HIV Protease Inhibitors for the Prevention of Malaria in Ugandan Children

HIV and malaria are major causes of morbidity and mortality in Sub-Saharan Africa and children bear the greatest brunt of both diseases. No single existing intervention is likely to control malaria in Africa. Rather, improvements in malaria prevention are likely to come from strategies that employ multiple proven interventions targeting different populations. HIV-infected children represent one of the most vulnerable subpopulations in these countries. It is possible that the use of protease inhibitor (PI) - based antiretroviral therapy (ART) in HIV-infected children living in areas of high malaria transmission could prevent malaria in this vulnerable population.
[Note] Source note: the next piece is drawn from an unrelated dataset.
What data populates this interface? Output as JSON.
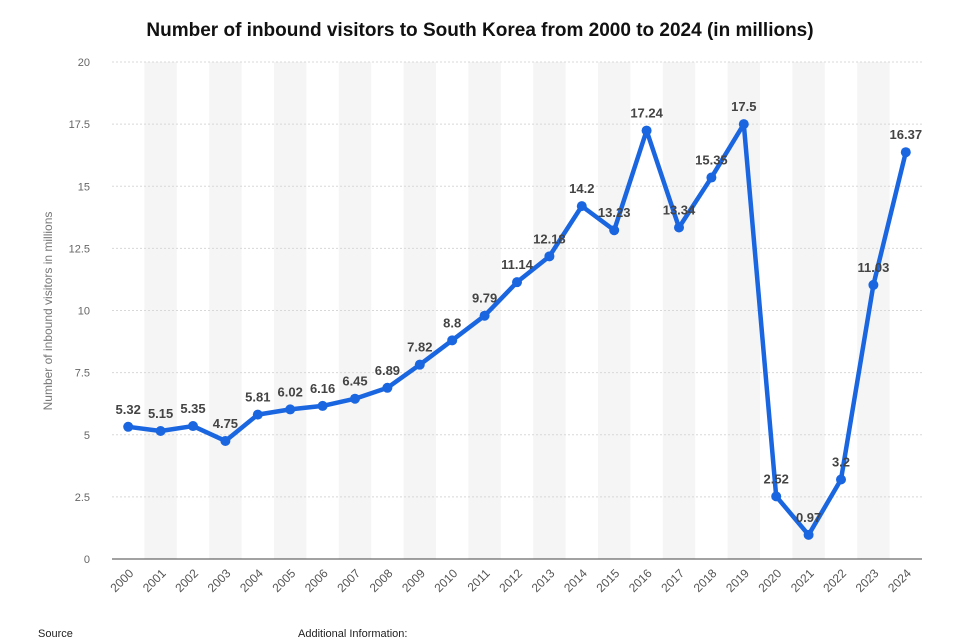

An effective remedy that offers the possibility to further reduce malaria risk, such as PIs, is highly desirable. This study will determine whether a PI based ART regimen will reduce malaria among children living in a malaria endemic area of Uganda and receiving insecticide-treated bed nets (ITN) and TS. This study will compare two different ART regimens. Children enrolled in the study will start or continue to receive either standard Ugandan first line treatment ART regimen (NNRTI+2 NRTIs) or an ART regimen containing the HIV protease inhibitor (lopinavir/ritonavir +2 NRTIs) and followed for a period of 24 months.